Ten years before I moved to Hong Kong I dreamt I lived there. I was standing on a promenade facing a smoggy maritime landscape of rolling islands and slapping sea. It was the ferry pier to my island home. I’d never particularly thought about Hong Kong before. But I had heard about Suzie Wong: the bad girl with a golden heart who’d seduced a lonely artist in a seedy Hong Kong hotel. I’d fondled polyester imitations of the Suzie Wong dress in NYC’s Canal Street. It’s a western fantasy ripe for ridicule by the likes of Margaret Cho and the ladies over at Disgrasian.com.
The story was so popular that it was turned into a film, and the transformations began: an artist changed from British to American for an American audience. The plot simplified. Suzie was played by Nancy Kwan – not a local girl, but a London ballet dancer with an English mother and Chinese father. Today the fantasy lives on, reincarnated worldwide: there’s a Suzie Wong girlie bar in Singapore with pole-dancers from the Philippines, others in Phuket and Beijing and Bangkok’s Soi Cowboy, an events service and bar in New York, even a restaurant in London called Suzie Wong’s.
Plenty of sailors and tourists still come to Hong Kong today and visit girlie bars in Wanchai, the notorious setting for the film. But you won’t find women from Hong Kong working there anymore. You’re more likely to hear accents from Thailand, the Philippines, and Indonesia.
Hong Kong women have higher levels of education and live longer than American women these days. The most formidable businesswomen I’ve ever met have Hong Kong roots. They’ve moved on up from the Suzie Wong days. Eventually, maybe our western attitudes will too.

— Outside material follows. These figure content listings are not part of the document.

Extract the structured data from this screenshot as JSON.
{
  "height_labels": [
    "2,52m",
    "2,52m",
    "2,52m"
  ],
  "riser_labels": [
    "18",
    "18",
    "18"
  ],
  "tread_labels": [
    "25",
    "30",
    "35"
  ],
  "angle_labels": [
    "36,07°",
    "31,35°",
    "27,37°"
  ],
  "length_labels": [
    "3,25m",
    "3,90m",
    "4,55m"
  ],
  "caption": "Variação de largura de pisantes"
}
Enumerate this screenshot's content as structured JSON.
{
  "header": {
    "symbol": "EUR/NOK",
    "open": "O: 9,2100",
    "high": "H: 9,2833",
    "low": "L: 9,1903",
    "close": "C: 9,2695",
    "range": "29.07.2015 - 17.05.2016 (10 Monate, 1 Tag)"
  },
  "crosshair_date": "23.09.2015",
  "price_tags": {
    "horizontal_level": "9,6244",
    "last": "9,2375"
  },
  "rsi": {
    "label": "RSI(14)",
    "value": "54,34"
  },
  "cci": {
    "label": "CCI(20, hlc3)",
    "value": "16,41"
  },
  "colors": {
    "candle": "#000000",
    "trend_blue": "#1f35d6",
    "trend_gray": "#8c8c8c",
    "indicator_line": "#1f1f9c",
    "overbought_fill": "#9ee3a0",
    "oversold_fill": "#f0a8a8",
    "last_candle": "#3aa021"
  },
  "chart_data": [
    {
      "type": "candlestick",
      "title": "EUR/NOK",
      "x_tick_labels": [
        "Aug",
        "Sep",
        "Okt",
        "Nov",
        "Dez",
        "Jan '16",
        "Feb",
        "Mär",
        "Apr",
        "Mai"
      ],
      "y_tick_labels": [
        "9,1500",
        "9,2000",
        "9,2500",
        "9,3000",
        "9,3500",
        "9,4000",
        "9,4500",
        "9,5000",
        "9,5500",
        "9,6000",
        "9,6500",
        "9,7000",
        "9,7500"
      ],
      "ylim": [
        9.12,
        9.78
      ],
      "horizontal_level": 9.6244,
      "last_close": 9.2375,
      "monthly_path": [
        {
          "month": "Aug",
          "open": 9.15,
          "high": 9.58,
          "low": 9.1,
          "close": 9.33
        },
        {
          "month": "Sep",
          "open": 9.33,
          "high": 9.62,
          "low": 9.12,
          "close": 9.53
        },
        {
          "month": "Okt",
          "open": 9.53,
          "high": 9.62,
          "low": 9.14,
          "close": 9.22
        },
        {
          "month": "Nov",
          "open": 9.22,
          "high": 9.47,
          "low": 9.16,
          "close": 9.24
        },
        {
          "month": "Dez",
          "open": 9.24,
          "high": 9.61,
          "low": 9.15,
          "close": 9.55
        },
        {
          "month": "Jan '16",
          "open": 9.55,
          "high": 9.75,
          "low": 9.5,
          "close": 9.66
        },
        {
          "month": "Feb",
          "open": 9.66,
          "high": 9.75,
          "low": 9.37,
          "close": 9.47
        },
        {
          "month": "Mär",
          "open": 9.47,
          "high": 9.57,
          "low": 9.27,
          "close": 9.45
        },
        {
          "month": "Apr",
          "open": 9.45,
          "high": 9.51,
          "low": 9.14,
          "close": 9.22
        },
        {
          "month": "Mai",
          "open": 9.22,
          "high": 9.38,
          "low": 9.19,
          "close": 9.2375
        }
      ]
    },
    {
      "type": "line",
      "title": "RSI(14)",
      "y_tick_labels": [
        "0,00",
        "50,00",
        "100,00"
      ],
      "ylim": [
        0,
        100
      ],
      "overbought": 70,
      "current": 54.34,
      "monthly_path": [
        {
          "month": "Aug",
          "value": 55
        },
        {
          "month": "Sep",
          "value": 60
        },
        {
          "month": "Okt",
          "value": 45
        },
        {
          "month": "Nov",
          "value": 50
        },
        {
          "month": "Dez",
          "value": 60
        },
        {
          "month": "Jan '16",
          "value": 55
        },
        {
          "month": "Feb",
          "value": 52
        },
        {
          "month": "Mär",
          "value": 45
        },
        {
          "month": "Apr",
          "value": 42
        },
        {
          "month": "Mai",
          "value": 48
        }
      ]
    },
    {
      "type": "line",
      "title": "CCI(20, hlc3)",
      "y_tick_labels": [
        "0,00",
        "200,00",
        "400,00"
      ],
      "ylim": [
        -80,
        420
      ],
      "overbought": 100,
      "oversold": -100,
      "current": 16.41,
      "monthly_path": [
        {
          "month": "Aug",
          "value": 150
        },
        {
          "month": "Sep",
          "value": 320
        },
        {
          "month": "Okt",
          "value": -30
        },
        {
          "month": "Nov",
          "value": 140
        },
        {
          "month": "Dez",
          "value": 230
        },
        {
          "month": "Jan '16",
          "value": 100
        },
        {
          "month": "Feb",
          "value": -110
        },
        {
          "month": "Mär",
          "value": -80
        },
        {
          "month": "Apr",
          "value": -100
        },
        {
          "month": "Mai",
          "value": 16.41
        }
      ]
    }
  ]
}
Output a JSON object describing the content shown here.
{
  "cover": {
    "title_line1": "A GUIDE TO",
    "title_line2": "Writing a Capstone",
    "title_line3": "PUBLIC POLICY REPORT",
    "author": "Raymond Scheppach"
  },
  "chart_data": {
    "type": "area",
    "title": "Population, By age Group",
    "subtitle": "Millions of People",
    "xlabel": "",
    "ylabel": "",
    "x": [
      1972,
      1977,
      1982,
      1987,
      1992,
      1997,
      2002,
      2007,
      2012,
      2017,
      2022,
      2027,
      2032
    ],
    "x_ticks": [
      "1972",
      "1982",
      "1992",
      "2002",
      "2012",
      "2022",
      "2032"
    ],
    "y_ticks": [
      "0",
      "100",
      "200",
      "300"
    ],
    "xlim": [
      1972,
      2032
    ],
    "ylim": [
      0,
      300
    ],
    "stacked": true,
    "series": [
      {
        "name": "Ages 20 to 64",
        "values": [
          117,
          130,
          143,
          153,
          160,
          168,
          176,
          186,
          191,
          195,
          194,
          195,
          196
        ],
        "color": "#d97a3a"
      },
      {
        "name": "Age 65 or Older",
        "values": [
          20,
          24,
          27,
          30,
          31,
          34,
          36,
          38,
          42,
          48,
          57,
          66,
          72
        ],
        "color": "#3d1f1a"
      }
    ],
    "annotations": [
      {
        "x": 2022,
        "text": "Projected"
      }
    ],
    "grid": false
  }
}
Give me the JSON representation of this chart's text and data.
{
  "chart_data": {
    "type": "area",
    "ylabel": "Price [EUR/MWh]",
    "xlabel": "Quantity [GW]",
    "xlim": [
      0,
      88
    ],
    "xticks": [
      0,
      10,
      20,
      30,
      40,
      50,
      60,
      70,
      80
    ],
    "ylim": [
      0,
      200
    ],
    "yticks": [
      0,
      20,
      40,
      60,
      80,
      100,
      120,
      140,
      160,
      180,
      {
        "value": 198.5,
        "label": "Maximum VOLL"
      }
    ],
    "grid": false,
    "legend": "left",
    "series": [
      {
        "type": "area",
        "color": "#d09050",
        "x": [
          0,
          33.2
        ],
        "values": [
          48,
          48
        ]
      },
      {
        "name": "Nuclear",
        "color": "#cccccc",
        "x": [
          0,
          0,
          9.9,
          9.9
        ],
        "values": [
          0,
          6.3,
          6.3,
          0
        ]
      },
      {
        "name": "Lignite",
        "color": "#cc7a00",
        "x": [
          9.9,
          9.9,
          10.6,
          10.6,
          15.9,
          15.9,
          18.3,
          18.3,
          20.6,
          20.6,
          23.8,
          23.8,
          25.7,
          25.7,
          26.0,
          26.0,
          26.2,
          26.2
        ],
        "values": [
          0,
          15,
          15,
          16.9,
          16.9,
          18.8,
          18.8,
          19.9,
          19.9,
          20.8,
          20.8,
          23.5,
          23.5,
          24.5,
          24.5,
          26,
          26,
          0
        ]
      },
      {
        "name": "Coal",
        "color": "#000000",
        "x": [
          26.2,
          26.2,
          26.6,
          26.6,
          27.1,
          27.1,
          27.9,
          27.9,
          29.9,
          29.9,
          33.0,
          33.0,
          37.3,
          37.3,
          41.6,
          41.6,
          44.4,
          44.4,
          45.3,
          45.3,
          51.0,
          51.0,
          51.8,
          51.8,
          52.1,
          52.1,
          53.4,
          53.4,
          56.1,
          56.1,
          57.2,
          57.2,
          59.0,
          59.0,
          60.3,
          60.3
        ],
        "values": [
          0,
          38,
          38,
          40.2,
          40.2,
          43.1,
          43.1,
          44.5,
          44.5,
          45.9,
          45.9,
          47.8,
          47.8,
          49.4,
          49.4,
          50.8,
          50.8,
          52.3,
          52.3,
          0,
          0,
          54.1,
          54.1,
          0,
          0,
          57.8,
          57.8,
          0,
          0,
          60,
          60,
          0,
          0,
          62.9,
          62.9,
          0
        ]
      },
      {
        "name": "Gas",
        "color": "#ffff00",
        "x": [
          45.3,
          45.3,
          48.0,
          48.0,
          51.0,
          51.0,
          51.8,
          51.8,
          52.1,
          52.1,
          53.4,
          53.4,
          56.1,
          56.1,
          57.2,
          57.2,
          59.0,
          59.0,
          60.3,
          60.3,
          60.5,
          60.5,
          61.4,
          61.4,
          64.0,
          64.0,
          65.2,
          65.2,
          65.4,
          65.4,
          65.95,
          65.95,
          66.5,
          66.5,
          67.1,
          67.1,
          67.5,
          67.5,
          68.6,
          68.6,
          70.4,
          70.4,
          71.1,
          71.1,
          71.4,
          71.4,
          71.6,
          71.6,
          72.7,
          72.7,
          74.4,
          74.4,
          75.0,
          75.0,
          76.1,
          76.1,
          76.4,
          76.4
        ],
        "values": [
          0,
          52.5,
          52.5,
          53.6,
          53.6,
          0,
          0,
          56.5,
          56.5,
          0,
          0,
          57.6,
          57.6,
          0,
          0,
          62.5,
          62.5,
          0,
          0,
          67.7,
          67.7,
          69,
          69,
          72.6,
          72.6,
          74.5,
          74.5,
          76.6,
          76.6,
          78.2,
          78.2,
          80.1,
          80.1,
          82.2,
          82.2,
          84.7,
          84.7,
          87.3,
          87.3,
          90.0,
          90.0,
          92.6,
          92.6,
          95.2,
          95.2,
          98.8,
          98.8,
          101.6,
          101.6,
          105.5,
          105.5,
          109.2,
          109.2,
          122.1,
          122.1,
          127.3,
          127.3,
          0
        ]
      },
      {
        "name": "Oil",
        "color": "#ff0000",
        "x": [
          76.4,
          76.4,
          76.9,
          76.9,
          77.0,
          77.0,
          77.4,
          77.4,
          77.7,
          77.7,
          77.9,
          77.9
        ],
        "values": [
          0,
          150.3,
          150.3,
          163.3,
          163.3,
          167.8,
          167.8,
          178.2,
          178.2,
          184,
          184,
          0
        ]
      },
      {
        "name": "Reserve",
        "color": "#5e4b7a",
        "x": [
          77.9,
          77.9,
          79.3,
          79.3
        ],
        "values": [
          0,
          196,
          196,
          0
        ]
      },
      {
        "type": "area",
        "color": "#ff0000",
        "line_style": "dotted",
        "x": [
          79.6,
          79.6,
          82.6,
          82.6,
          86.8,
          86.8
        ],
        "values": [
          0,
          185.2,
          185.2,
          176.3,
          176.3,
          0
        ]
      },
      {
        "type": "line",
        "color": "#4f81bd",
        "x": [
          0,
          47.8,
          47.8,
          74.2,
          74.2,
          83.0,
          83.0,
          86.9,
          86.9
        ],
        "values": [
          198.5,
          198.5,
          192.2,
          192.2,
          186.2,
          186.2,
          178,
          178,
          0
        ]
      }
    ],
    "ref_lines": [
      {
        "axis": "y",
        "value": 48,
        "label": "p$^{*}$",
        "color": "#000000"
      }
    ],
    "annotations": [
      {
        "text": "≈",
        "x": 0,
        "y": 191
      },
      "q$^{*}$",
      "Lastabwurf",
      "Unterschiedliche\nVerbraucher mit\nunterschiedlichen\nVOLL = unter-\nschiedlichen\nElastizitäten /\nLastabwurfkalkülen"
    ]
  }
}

Well, from the perspective of today, the Suzy Wong story is kinda dumb and sweet. I love it where Robert Lomax (William Holden) gets off the President McKinley at Ocean Terminal and there are no shops or advertisements. The (Catholic) Legion of Decency gave it the Condemned rating such that it was a Mortal Sin to see it, but today it seems quite Moral and Improving.
That was probably before your time. The best thing about the Legion of Decency (not to be confused with the Iron Guard) was the essays printed in our parish newsletter on film. They showed an insight orthogonal to Hollywood which was refreshing in the Disneyland Desert of the late 1950s. And you could still go see the sexy film, and confession right after. Blessed me faddah for I have sinned, I saw a pitcher of a hot goil and I liked it. Didja deliberately entertain da thought? Gee, yeah faddah. OK, say twenny Hail Marys and pray for me. Gwan, scram, go in peace.